Saturday, October 23, 2010

Grimm's Saga No. 276: The Legend of the Monks Crossing the Rhine at Speyer

Grimm's Saga No. 276
The Legend of the Monks who Crossed the Rhine

In ancient times there lived a certain fisherman in the City of Speyer. One night when this man went down to the Rhine River to let out his fishing line a man approached him wearing a long cowl-necked robe in the manner of monks. The fisherman respectfully greeted the man, who replied “I come as messenger from far away and need to cross the Rhine.”

“Enter my boat,” replied the fisherman. “I will ferry you across.”
After he had ferried the man across the river, he returned to find five more monks standing on shore. They also wanted to cross the river. The fisherman modestly asked what moved the men to travel in such a vain night? “Necessity drives us,” said one of the monks. “The world has become a hostile place for us; take us on and God shall pay your reward.”

The fisherman demanded to know what they would give him for his labours. “Now we are poor, but when things are better for us, you shall feel our gratitude.” The oarsman shoved off, but when his vessel reached the middle of the Rhine, a fearful storm blew up. Waves crashed down upon the ship and the fisherman paled in terror. “What is this,” he thought, “at sunset the sky was clear and promising and the moon shone beautifully. Whence comes this fast tempest?” And as he raised his hands to pray to God, one of the monks cried out “Why are you filling God’s ears with prayers? Steer the ship!”
With these words he tore the rudder from the boatman’s hand and began beating the poor fellow.
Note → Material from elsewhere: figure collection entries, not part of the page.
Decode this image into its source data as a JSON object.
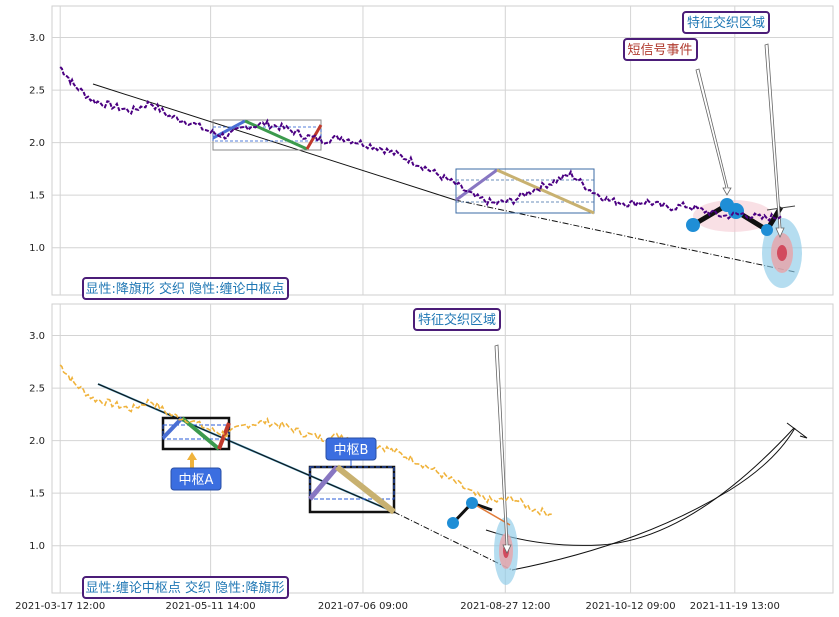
{
  "chart_data": [
    {
      "type": "line",
      "ylim": [
        0.55,
        3.3
      ],
      "xlim": [
        "2021-03-14 12:00",
        "2021-12-25 12:00"
      ],
      "yticks": [
        "1.0",
        "1.5",
        "2.0",
        "2.5",
        "3.0"
      ],
      "grid": true,
      "series": [
        {
          "color": "#4b0082",
          "x": [
            "2021-03-17 12:00",
            "2021-03-22 12:00",
            "2021-03-29 12:00",
            "2021-04-05 12:00",
            "2021-04-12 12:00",
            "2021-04-19 12:00",
            "2021-04-26 12:00",
            "2021-05-03 12:00",
            "2021-05-11 14:00",
            "2021-05-17 12:00",
            "2021-05-24 12:00",
            "2021-05-31 12:00",
            "2021-06-07 12:00",
            "2021-06-14 12:00",
            "2021-06-21 12:00",
            "2021-06-28 12:00",
            "2021-07-05 12:00",
            "2021-07-12 12:00",
            "2021-07-19 12:00",
            "2021-07-26 12:00",
            "2021-08-02 12:00",
            "2021-08-09 12:00",
            "2021-08-16 12:00",
            "2021-08-23 12:00",
            "2021-08-30 12:00",
            "2021-09-06 12:00",
            "2021-09-13 12:00",
            "2021-09-20 12:00",
            "2021-09-27 12:00",
            "2021-10-04 12:00",
            "2021-10-11 12:00",
            "2021-10-18 12:00",
            "2021-10-25 12:00",
            "2021-11-01 12:00",
            "2021-11-08 12:00",
            "2021-11-15 12:00",
            "2021-11-22 12:00",
            "2021-11-29 12:00",
            "2021-12-06 12:00"
          ],
          "values": [
            2.72,
            2.55,
            2.4,
            2.35,
            2.3,
            2.38,
            2.25,
            2.2,
            2.1,
            2.06,
            2.15,
            2.18,
            2.14,
            2.07,
            2.02,
            2.05,
            2.0,
            1.95,
            1.88,
            1.8,
            1.7,
            1.6,
            1.48,
            1.42,
            1.45,
            1.55,
            1.62,
            1.7,
            1.55,
            1.45,
            1.42,
            1.44,
            1.38,
            1.4,
            1.35,
            1.3,
            1.32,
            1.28,
            1.3
          ]
        }
      ],
      "annotations": [
        {
          "text": "特征交织区域",
          "color": "#7a2f8a"
        },
        {
          "text": "短信号事件",
          "color": "#c0392b"
        },
        {
          "text": "显性:降旗形 交织 隐性:缠论中枢点",
          "color": "#1f77b4"
        }
      ]
    },
    {
      "type": "line",
      "ylim": [
        0.55,
        3.3
      ],
      "xlim": [
        "2021-03-14 12:00",
        "2021-12-25 12:00"
      ],
      "yticks": [
        "1.0",
        "1.5",
        "2.0",
        "2.5",
        "3.0"
      ],
      "xticks": [
        "2021-03-17 12:00",
        "2021-05-11 14:00",
        "2021-07-06 09:00",
        "2021-08-27 12:00",
        "2021-10-12 09:00",
        "2021-11-19 13:00"
      ],
      "grid": true,
      "series": [
        {
          "color": "#f0b33c",
          "x": [
            "2021-03-17 12:00",
            "2021-03-22 12:00",
            "2021-03-29 12:00",
            "2021-04-05 12:00",
            "2021-04-12 12:00",
            "2021-04-19 12:00",
            "2021-04-26 12:00",
            "2021-05-03 12:00",
            "2021-05-11 14:00",
            "2021-05-17 12:00",
            "2021-05-24 12:00",
            "2021-05-31 12:00",
            "2021-06-07 12:00",
            "2021-06-14 12:00",
            "2021-06-21 12:00",
            "2021-06-28 12:00",
            "2021-07-05 12:00",
            "2021-07-12 12:00",
            "2021-07-19 12:00",
            "2021-07-26 12:00",
            "2021-08-02 12:00",
            "2021-08-09 12:00",
            "2021-08-16 12:00",
            "2021-08-23 12:00",
            "2021-08-30 12:00",
            "2021-09-06 12:00",
            "2021-09-13 12:00"
          ],
          "values": [
            2.72,
            2.55,
            2.4,
            2.35,
            2.3,
            2.38,
            2.25,
            2.2,
            2.1,
            2.06,
            2.15,
            2.18,
            2.14,
            2.07,
            2.02,
            2.05,
            2.0,
            1.95,
            1.88,
            1.8,
            1.7,
            1.6,
            1.48,
            1.42,
            1.45,
            1.35,
            1.3
          ]
        }
      ],
      "annotations": [
        {
          "text": "特征交织区域",
          "color": "#1f77b4"
        },
        {
          "text": "中枢A",
          "color": "#ffffff"
        },
        {
          "text": "中枢B",
          "color": "#ffffff"
        },
        {
          "text": "显性:缠论中枢点 交织 隐性:降旗形",
          "color": "#1f77b4"
        }
      ]
    }
  ]
}
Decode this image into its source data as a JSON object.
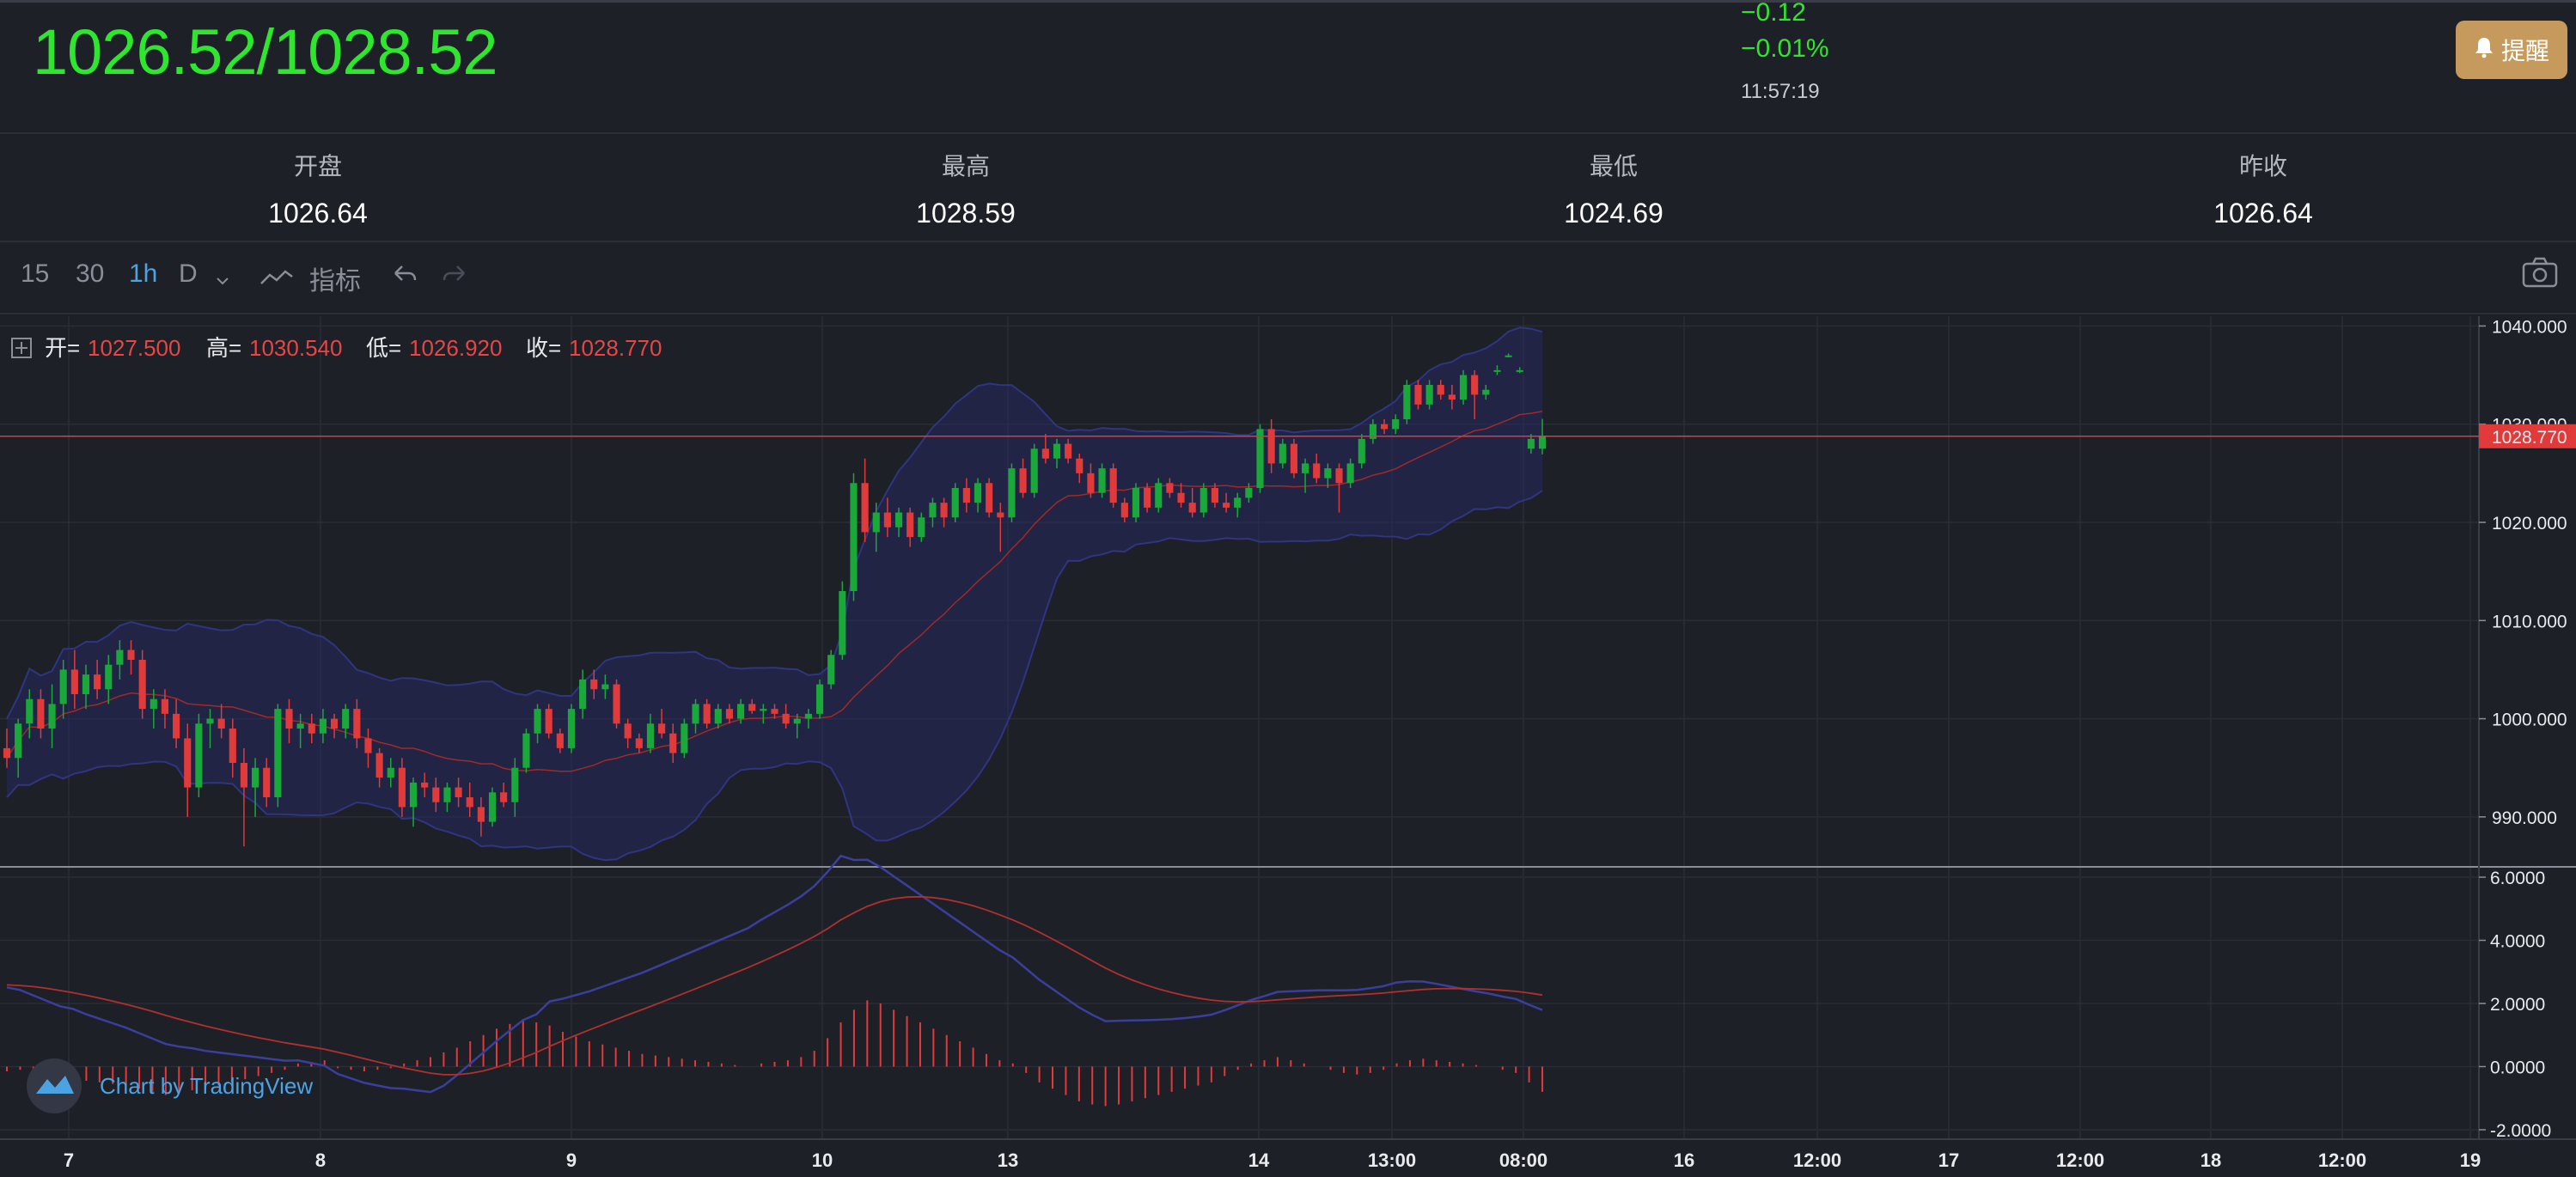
{
  "header": {
    "quote": "1026.52/1028.52",
    "change": "−0.12",
    "change_pct": "−0.01%",
    "time": "11:57:19",
    "alert_label": "提醒"
  },
  "stats": [
    {
      "label": "开盘",
      "value": "1026.64"
    },
    {
      "label": "最高",
      "value": "1028.59"
    },
    {
      "label": "最低",
      "value": "1024.69"
    },
    {
      "label": "昨收",
      "value": "1026.64"
    }
  ],
  "toolbar": {
    "intervals": [
      "15",
      "30",
      "1h",
      "D"
    ],
    "active_interval": "1h",
    "indicators_label": "指标"
  },
  "ohlc": {
    "open_label": "开=",
    "open": "1027.500",
    "high_label": "高=",
    "high": "1030.540",
    "low_label": "低=",
    "low": "1026.920",
    "close_label": "收=",
    "close": "1028.770"
  },
  "watermark": "Chart by TradingView",
  "colors": {
    "up": "#1aa83a",
    "down": "#e03a3a",
    "price_line": "#e03a3a",
    "band": "#2a2f6e",
    "quote": "#2ee62e",
    "accent": "#4ba3e3",
    "alert_button": "#c59a5c"
  },
  "icons": {
    "alert": "bell-icon",
    "dropdown": "chevron-down-icon",
    "indicators": "indicator-wave-icon",
    "undo": "undo-icon",
    "redo": "redo-icon",
    "snapshot": "camera-icon",
    "legend_toggle": "plus-box-icon",
    "logo": "tradingview-logo-icon"
  },
  "chart_data": {
    "type": "candlestick",
    "price_axis": {
      "ticks": [
        "1040.000",
        "1030.000",
        "1020.000",
        "1010.000",
        "1000.000",
        "990.000"
      ],
      "range": [
        985,
        1041
      ],
      "last_price": 1028.77,
      "last_price_label": "1028.770"
    },
    "macd_axis": {
      "ticks": [
        "6.0000",
        "4.0000",
        "2.0000",
        "0.0000",
        "-2.0000"
      ],
      "range": [
        -2.3,
        6.3
      ]
    },
    "x_ticks": [
      "7",
      "8",
      "9",
      "10",
      "13",
      "14",
      "13:00",
      "08:00",
      "16",
      "12:00",
      "17",
      "12:00",
      "18",
      "12:00",
      "19"
    ],
    "candles": [
      [
        997.0,
        999.0,
        995.0,
        996.0
      ],
      [
        996.0,
        1000.0,
        994.0,
        999.5
      ],
      [
        999.5,
        1003.0,
        998.0,
        1002.0
      ],
      [
        1002.0,
        1003.0,
        998.0,
        999.0
      ],
      [
        999.0,
        1003.5,
        997.0,
        1001.5
      ],
      [
        1001.5,
        1006.0,
        1000.0,
        1005.0
      ],
      [
        1005.0,
        1007.0,
        1001.0,
        1002.5
      ],
      [
        1002.5,
        1005.5,
        1001.0,
        1004.5
      ],
      [
        1004.5,
        1006.0,
        1002.0,
        1003.0
      ],
      [
        1003.0,
        1006.5,
        1001.5,
        1005.5
      ],
      [
        1005.5,
        1008.0,
        1004.0,
        1007.0
      ],
      [
        1007.0,
        1008.0,
        1004.5,
        1006.0
      ],
      [
        1006.0,
        1007.0,
        1000.0,
        1001.0
      ],
      [
        1001.0,
        1003.0,
        999.0,
        1002.0
      ],
      [
        1002.0,
        1003.0,
        999.0,
        1000.5
      ],
      [
        1000.5,
        1002.0,
        997.0,
        998.0
      ],
      [
        998.0,
        999.5,
        990.0,
        993.0
      ],
      [
        993.0,
        1000.5,
        992.0,
        999.5
      ],
      [
        999.5,
        1001.0,
        997.0,
        1000.0
      ],
      [
        1000.0,
        1001.5,
        998.0,
        999.0
      ],
      [
        999.0,
        1000.0,
        994.0,
        995.5
      ],
      [
        995.5,
        997.0,
        987.0,
        993.0
      ],
      [
        993.0,
        996.0,
        990.0,
        995.0
      ],
      [
        995.0,
        996.0,
        991.0,
        992.0
      ],
      [
        992.0,
        1001.5,
        991.0,
        1001.0
      ],
      [
        1001.0,
        1002.0,
        997.5,
        999.0
      ],
      [
        999.0,
        1000.5,
        997.0,
        999.5
      ],
      [
        999.5,
        1000.5,
        997.5,
        998.5
      ],
      [
        998.5,
        1001.0,
        997.5,
        1000.0
      ],
      [
        1000.0,
        1000.5,
        998.0,
        999.0
      ],
      [
        999.0,
        1001.5,
        998.0,
        1001.0
      ],
      [
        1001.0,
        1002.0,
        997.0,
        998.0
      ],
      [
        998.0,
        999.0,
        995.0,
        996.5
      ],
      [
        996.5,
        997.0,
        993.0,
        994.0
      ],
      [
        994.0,
        996.0,
        993.0,
        995.0
      ],
      [
        995.0,
        996.0,
        990.0,
        991.0
      ],
      [
        991.0,
        994.0,
        989.0,
        993.5
      ],
      [
        993.5,
        994.5,
        992.0,
        993.0
      ],
      [
        993.0,
        994.0,
        990.5,
        991.5
      ],
      [
        991.5,
        993.5,
        990.5,
        993.0
      ],
      [
        993.0,
        994.0,
        991.0,
        992.0
      ],
      [
        992.0,
        993.5,
        990.0,
        991.0
      ],
      [
        991.0,
        992.0,
        988.0,
        989.5
      ],
      [
        989.5,
        993.0,
        989.0,
        992.5
      ],
      [
        992.5,
        993.5,
        991.0,
        991.5
      ],
      [
        991.5,
        996.0,
        990.0,
        995.0
      ],
      [
        995.0,
        999.0,
        994.5,
        998.5
      ],
      [
        998.5,
        1001.5,
        997.5,
        1001.0
      ],
      [
        1001.0,
        1001.5,
        998.0,
        998.5
      ],
      [
        998.5,
        999.0,
        996.5,
        997.0
      ],
      [
        997.0,
        1001.5,
        996.5,
        1001.0
      ],
      [
        1001.0,
        1005.0,
        1000.0,
        1004.0
      ],
      [
        1004.0,
        1005.0,
        1002.0,
        1003.0
      ],
      [
        1003.0,
        1004.5,
        1002.0,
        1003.5
      ],
      [
        1003.5,
        1004.0,
        999.0,
        999.5
      ],
      [
        999.5,
        1000.0,
        997.0,
        998.0
      ],
      [
        998.0,
        998.5,
        996.5,
        997.0
      ],
      [
        997.0,
        1000.5,
        996.5,
        999.5
      ],
      [
        999.5,
        1001.0,
        998.0,
        998.5
      ],
      [
        998.5,
        999.5,
        995.5,
        996.5
      ],
      [
        996.5,
        1000.0,
        996.0,
        999.5
      ],
      [
        999.5,
        1002.0,
        998.5,
        1001.5
      ],
      [
        1001.5,
        1002.0,
        999.0,
        999.5
      ],
      [
        999.5,
        1001.5,
        999.0,
        1001.0
      ],
      [
        1001.0,
        1001.5,
        999.5,
        1000.0
      ],
      [
        1000.0,
        1002.0,
        999.5,
        1001.5
      ],
      [
        1001.5,
        1002.0,
        1000.5,
        1000.8
      ],
      [
        1000.8,
        1001.5,
        999.5,
        1001.0
      ],
      [
        1001.0,
        1001.5,
        1000.0,
        1000.5
      ],
      [
        1000.5,
        1001.5,
        999.0,
        999.5
      ],
      [
        999.5,
        1000.5,
        998.0,
        1000.0
      ],
      [
        1000.0,
        1001.0,
        999.0,
        1000.5
      ],
      [
        1000.5,
        1004.0,
        1000.0,
        1003.5
      ],
      [
        1003.5,
        1007.0,
        1003.0,
        1006.5
      ],
      [
        1006.5,
        1014.0,
        1006.0,
        1013.0
      ],
      [
        1013.0,
        1025.0,
        1012.0,
        1024.0
      ],
      [
        1024.0,
        1026.5,
        1018.0,
        1019.0
      ],
      [
        1019.0,
        1022.0,
        1017.0,
        1021.0
      ],
      [
        1021.0,
        1022.5,
        1018.5,
        1019.5
      ],
      [
        1019.5,
        1021.5,
        1018.5,
        1021.0
      ],
      [
        1021.0,
        1021.5,
        1017.5,
        1018.5
      ],
      [
        1018.5,
        1021.0,
        1018.0,
        1020.5
      ],
      [
        1020.5,
        1022.5,
        1019.5,
        1022.0
      ],
      [
        1022.0,
        1022.5,
        1019.5,
        1020.5
      ],
      [
        1020.5,
        1024.0,
        1020.0,
        1023.5
      ],
      [
        1023.5,
        1024.5,
        1021.0,
        1022.0
      ],
      [
        1022.0,
        1024.5,
        1021.0,
        1024.0
      ],
      [
        1024.0,
        1024.5,
        1020.5,
        1021.0
      ],
      [
        1021.0,
        1022.0,
        1017.0,
        1020.5
      ],
      [
        1020.5,
        1026.0,
        1020.0,
        1025.5
      ],
      [
        1025.5,
        1026.5,
        1022.5,
        1023.0
      ],
      [
        1023.0,
        1028.0,
        1022.5,
        1027.5
      ],
      [
        1027.5,
        1029.0,
        1026.0,
        1026.5
      ],
      [
        1026.5,
        1028.5,
        1025.5,
        1028.0
      ],
      [
        1028.0,
        1028.5,
        1026.0,
        1026.5
      ],
      [
        1026.5,
        1027.0,
        1024.0,
        1025.0
      ],
      [
        1025.0,
        1026.0,
        1022.5,
        1023.0
      ],
      [
        1023.0,
        1026.0,
        1022.5,
        1025.5
      ],
      [
        1025.5,
        1026.0,
        1021.5,
        1022.0
      ],
      [
        1022.0,
        1022.5,
        1020.0,
        1020.5
      ],
      [
        1020.5,
        1024.0,
        1020.0,
        1023.5
      ],
      [
        1023.5,
        1024.0,
        1021.0,
        1021.5
      ],
      [
        1021.5,
        1024.5,
        1021.0,
        1024.0
      ],
      [
        1024.0,
        1024.5,
        1022.5,
        1023.0
      ],
      [
        1023.0,
        1024.0,
        1021.5,
        1022.0
      ],
      [
        1022.0,
        1023.5,
        1020.5,
        1021.0
      ],
      [
        1021.0,
        1024.0,
        1020.5,
        1023.5
      ],
      [
        1023.5,
        1024.0,
        1021.5,
        1022.0
      ],
      [
        1022.0,
        1023.0,
        1021.0,
        1021.5
      ],
      [
        1021.5,
        1023.0,
        1020.5,
        1022.5
      ],
      [
        1022.5,
        1024.0,
        1022.0,
        1023.5
      ],
      [
        1023.5,
        1030.0,
        1023.0,
        1029.5
      ],
      [
        1029.5,
        1030.5,
        1025.0,
        1026.0
      ],
      [
        1026.0,
        1028.5,
        1025.5,
        1028.0
      ],
      [
        1028.0,
        1028.5,
        1024.5,
        1025.0
      ],
      [
        1025.0,
        1026.5,
        1023.0,
        1026.0
      ],
      [
        1026.0,
        1027.0,
        1024.0,
        1024.5
      ],
      [
        1024.5,
        1026.0,
        1023.5,
        1025.5
      ],
      [
        1025.5,
        1026.0,
        1021.0,
        1024.0
      ],
      [
        1024.0,
        1026.5,
        1023.5,
        1026.0
      ],
      [
        1026.0,
        1029.0,
        1025.5,
        1028.5
      ],
      [
        1028.5,
        1030.5,
        1028.0,
        1030.0
      ],
      [
        1030.0,
        1030.5,
        1029.0,
        1029.5
      ],
      [
        1029.5,
        1031.0,
        1029.0,
        1030.5
      ],
      [
        1030.5,
        1034.5,
        1030.0,
        1034.0
      ],
      [
        1034.0,
        1034.5,
        1031.5,
        1032.0
      ],
      [
        1032.0,
        1034.5,
        1031.5,
        1034.0
      ],
      [
        1034.0,
        1034.5,
        1032.5,
        1033.0
      ],
      [
        1033.0,
        1034.0,
        1031.5,
        1032.5
      ],
      [
        1032.5,
        1035.5,
        1032.0,
        1035.0
      ],
      [
        1035.0,
        1035.5,
        1030.5,
        1033.0
      ],
      [
        1033.0,
        1034.0,
        1032.5,
        1033.5
      ],
      [
        1035.5,
        1036.0,
        1035.0,
        1035.5
      ],
      [
        1037.0,
        1037.2,
        1036.8,
        1037.0
      ],
      [
        1035.5,
        1035.8,
        1035.2,
        1035.5
      ],
      [
        1027.5,
        1029.0,
        1027.0,
        1028.5
      ],
      [
        1027.5,
        1030.54,
        1026.92,
        1028.77
      ]
    ],
    "macd_histogram": [
      -0.15,
      -0.1,
      -0.2,
      -0.3,
      -0.4,
      -0.35,
      -0.45,
      -0.5,
      -0.55,
      -0.6,
      -0.7,
      -0.8,
      -0.9,
      -0.85,
      -0.75,
      -0.7,
      -0.6,
      -0.5,
      -0.4,
      -0.3,
      -0.2,
      -0.1,
      0.1,
      0.15,
      0.2,
      -0.05,
      -0.1,
      -0.15,
      -0.1,
      -0.05,
      0.1,
      0.2,
      0.3,
      0.45,
      0.6,
      0.8,
      1.0,
      1.2,
      1.35,
      1.5,
      1.4,
      1.3,
      1.1,
      0.95,
      0.8,
      0.7,
      0.6,
      0.5,
      0.4,
      0.35,
      0.3,
      0.25,
      0.2,
      0.15,
      0.1,
      0.05,
      0.0,
      0.1,
      0.15,
      0.2,
      0.3,
      0.5,
      0.9,
      1.4,
      1.8,
      2.1,
      2.0,
      1.8,
      1.6,
      1.4,
      1.2,
      1.0,
      0.8,
      0.6,
      0.4,
      0.2,
      0.1,
      -0.2,
      -0.5,
      -0.7,
      -0.9,
      -1.1,
      -1.2,
      -1.25,
      -1.2,
      -1.1,
      -1.0,
      -0.9,
      -0.8,
      -0.7,
      -0.6,
      -0.5,
      -0.3,
      -0.1,
      0.1,
      0.2,
      0.3,
      0.2,
      0.1,
      0.0,
      -0.1,
      -0.2,
      -0.25,
      -0.2,
      -0.1,
      0.1,
      0.2,
      0.25,
      0.2,
      0.15,
      0.1,
      0.05,
      0.0,
      -0.1,
      -0.2,
      -0.5,
      -0.8
    ]
  }
}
Half-dead he lay in his vessel until daylight broke and the dark strangers had vanished. As the first rays of sunlight broke on the horizon, the heavens were once again as clear as before. The boatman took heart, sailed back to shore and reached his dwelling in sore need.

The next day a messenger who was traveling in the early morning hours from Speyer encountered these same monks driving in a rickety black wagon. The cart had only three wheels and was driven by a long-nosed driver. In confusion the man allowed the wagon to pass and saw it hasten by with much clattering, until it vanished altogether in thin air. All the while the messenger heard the sound of swords clanging like an army in battle. The messenger promptly returned to town and reported everything.